With sublimation, I thought the ink turned to a gas under the heat of the press, and the pressure of the press actually pressed the *ink only* directly INTO the shirts. No???  In that case, there should be no polymer to melt (as you stated above), correct? I can't see why you couldn't press one image on top of the other -- unless the heat will do something to the original sublimated image... But I really can't see why?

For questions on sublimation, I would pm Charles directly. He knows a lot about that...

Melissa


----------



## Bryn's Luv76 (Jan 28, 2008)

Sorry, my bad. I meant to say "iron on" transfers, you know the cheappie ones you can find at ProWorld--Professionals of the World, for the World. Please excuse me Im a newbie. Im still learning the jargon . Anyhow, dont you think the two iron on transfers would melt together and be distorted?  

Thank you for your replies! 

beth


----------



## AdamnSmith (Dec 10, 2007)

When I was practicing with regular transfers.. or "iron on"... I noticed that the area around my image [the 1/8" or whatnot around it" would become more and more yellow the more I would press it.
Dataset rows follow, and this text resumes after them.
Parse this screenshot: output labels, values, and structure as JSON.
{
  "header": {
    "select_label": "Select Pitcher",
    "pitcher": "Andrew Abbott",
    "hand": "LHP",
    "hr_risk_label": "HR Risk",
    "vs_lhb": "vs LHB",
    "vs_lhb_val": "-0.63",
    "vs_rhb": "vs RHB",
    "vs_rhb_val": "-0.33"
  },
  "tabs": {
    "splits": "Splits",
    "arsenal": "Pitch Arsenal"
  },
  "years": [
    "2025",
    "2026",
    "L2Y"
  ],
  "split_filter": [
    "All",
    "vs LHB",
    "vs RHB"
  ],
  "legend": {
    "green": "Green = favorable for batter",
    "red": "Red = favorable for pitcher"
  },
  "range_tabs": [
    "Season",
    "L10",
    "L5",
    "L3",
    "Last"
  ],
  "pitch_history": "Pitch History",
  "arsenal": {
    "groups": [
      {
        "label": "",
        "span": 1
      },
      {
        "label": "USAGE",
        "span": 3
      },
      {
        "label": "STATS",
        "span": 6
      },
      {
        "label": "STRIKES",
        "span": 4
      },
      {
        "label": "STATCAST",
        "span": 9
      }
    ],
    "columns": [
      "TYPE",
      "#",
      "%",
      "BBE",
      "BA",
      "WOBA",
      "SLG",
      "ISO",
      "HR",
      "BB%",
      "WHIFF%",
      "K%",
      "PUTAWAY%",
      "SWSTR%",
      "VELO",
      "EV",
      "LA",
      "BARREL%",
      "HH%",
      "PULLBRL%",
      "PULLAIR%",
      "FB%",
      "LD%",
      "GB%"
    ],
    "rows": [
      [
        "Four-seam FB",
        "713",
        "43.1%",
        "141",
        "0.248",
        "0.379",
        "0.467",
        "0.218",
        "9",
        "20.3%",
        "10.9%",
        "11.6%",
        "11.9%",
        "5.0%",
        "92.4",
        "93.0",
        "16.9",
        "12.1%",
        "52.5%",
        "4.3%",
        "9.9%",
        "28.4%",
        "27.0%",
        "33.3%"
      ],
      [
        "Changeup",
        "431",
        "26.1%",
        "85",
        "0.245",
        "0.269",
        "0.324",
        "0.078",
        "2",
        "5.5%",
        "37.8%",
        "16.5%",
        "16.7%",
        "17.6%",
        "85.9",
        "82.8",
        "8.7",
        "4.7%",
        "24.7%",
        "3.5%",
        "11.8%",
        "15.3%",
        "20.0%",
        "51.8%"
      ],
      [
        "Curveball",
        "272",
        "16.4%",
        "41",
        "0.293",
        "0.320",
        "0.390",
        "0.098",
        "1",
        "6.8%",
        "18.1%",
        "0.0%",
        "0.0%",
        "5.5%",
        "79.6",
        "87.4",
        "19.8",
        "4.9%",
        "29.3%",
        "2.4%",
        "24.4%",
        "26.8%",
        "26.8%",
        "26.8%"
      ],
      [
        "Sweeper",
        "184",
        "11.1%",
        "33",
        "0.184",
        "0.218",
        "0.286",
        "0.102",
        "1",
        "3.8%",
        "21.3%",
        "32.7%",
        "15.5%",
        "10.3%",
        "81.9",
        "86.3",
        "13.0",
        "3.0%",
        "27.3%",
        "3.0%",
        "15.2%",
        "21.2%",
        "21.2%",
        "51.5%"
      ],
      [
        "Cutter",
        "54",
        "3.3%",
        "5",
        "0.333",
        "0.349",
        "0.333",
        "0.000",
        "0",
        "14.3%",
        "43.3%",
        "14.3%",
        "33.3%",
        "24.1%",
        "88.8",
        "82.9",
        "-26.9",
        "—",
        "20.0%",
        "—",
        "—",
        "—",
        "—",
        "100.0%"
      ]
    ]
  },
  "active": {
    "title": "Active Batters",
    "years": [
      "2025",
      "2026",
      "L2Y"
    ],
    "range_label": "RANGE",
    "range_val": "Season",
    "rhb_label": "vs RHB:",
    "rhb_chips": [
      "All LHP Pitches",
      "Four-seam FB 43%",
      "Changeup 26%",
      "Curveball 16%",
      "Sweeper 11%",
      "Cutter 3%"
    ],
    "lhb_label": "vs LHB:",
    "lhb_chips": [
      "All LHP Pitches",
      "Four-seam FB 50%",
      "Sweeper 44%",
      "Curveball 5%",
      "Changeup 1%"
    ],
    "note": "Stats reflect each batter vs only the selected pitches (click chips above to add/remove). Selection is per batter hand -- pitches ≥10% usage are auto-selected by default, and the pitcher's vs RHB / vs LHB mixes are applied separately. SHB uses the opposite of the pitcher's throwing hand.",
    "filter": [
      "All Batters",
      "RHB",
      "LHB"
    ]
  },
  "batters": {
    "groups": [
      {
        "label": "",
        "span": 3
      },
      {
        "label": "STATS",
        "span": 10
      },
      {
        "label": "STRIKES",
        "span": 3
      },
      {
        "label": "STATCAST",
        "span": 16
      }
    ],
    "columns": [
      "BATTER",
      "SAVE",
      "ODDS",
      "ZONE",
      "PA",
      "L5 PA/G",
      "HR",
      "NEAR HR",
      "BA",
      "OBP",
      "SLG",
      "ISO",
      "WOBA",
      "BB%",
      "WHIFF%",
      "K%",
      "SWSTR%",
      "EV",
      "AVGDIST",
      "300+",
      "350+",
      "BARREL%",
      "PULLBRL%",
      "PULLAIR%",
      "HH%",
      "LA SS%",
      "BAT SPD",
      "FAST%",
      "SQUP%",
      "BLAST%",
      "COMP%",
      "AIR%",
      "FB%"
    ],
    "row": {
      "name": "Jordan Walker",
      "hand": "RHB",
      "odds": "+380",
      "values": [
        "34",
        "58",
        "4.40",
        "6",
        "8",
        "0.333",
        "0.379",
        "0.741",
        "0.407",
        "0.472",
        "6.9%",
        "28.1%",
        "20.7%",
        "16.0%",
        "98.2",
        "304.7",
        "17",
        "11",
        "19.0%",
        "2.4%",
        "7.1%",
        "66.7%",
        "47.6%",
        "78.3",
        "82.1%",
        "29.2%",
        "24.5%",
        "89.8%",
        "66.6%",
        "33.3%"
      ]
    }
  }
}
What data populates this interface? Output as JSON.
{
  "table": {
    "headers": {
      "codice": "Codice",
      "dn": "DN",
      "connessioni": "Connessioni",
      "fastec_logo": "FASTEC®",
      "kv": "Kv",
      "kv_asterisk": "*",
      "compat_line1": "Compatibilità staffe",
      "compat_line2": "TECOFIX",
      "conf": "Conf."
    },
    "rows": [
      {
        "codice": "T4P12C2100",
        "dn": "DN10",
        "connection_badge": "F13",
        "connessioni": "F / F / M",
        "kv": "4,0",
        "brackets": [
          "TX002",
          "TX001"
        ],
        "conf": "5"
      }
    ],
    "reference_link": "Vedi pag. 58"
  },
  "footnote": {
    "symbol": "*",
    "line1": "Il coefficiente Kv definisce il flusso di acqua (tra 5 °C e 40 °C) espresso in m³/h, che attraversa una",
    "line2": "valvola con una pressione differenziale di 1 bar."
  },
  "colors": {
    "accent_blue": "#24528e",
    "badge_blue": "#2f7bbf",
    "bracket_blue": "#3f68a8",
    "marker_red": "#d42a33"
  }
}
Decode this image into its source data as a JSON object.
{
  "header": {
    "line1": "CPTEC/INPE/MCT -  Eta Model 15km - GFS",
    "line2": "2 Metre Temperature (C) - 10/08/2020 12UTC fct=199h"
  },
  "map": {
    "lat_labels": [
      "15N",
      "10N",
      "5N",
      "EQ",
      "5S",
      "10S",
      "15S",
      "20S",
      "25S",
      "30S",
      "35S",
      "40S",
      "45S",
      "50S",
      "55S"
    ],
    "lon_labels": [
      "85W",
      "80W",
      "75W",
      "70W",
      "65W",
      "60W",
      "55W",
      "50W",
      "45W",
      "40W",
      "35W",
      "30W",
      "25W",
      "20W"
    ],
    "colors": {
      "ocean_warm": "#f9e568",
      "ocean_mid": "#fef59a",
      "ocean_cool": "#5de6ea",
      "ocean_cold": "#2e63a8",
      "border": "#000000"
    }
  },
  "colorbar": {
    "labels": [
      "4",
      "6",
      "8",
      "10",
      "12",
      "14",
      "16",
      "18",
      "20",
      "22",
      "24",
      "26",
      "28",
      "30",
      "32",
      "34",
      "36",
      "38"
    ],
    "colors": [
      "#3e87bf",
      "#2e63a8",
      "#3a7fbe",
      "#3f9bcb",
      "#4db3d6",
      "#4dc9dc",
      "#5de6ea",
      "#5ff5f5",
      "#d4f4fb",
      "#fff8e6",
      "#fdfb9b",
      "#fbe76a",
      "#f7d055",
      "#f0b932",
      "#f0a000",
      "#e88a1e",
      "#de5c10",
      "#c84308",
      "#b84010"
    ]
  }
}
I tried multiple transfers on the same shirt, at different times.. I just added more and more testing the heat and timing and pressure of my press.... So, to answer you, it will become yellow/burned around the edges the more you do it.


----------



## Bryn's Luv76 (Jan 28, 2008)

Bummer, I had some neat ideas too. I take it the yellow wont wash out huh?


----------



## greyhorsewoman (Jul 19, 2007)

I layer transfers and press all at once. With our inkjet transfers (dog breeds), I lay them in tandem to create a impression of two dogs running together or two heads for folks having more than one breed. 

Don't know if that would work for what you had in mind to create.


----------



## Kimsie (Oct 5, 2007)

greyhorsewoman said:


> I layer transfers and press all at once. With our inkjet transfers (dog breeds), I lay them in tandem to create a impression of two dogs running together or two heads for folks having more than one breed.
> 
> Don't know if that would work for what you had in mind to create.


In this case I'm guessing that you are using transfer for darks. My questions is: Can I do this with JPSS (for whites) I have a rainbow (multicolored) and then I would like to heat press black lettering on it ( I would print is up on the JPSS also. Will this work?


----------